Baru saja matahari bangun dari peraduan. Cahayanya putih dan hangat. Namun belum mampu mengeringkan kedua bola mata seorang ibu yang masih basah bekas menangis semalam.
"Bu, barusan Lana pendarahan lagi," suara Rinto---Bapak Lana---lewat handphone jadul yang mereka punya.
"Pendarahan lagi?" sahutnya lemas. "Berarti ini sudah yang ke tujuh, Pak?"

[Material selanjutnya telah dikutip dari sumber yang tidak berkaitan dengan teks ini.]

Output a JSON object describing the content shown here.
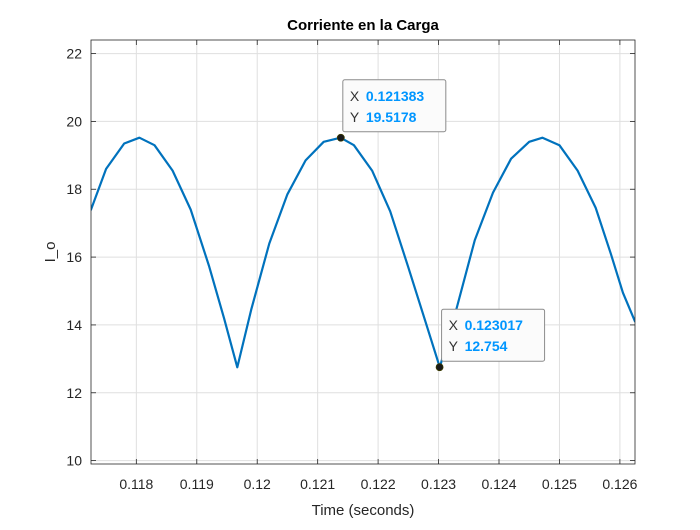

Mengingat buah hatinya yang saat ini tengah terbaring di rumah sakit, hati wanita itu bagai diiris. Sudah tujuh tahun putrinya mengidap tumor ganas. Virus itu betah mengendap di perut Lana bertahun-tahun hingga beranak pinak. Membentuk gundukan besar di perut.
"Ya, begitulah. Mau bagaimana lagi?" sahut suaminya.
Dulu, biaya operasi sangat mahal sehingga keluarga miskin itu tak sanggup membayarnya. Beruntung sekarang bisa mengurus surat-surat supaya biaya perawatan ditanggung pemerintah.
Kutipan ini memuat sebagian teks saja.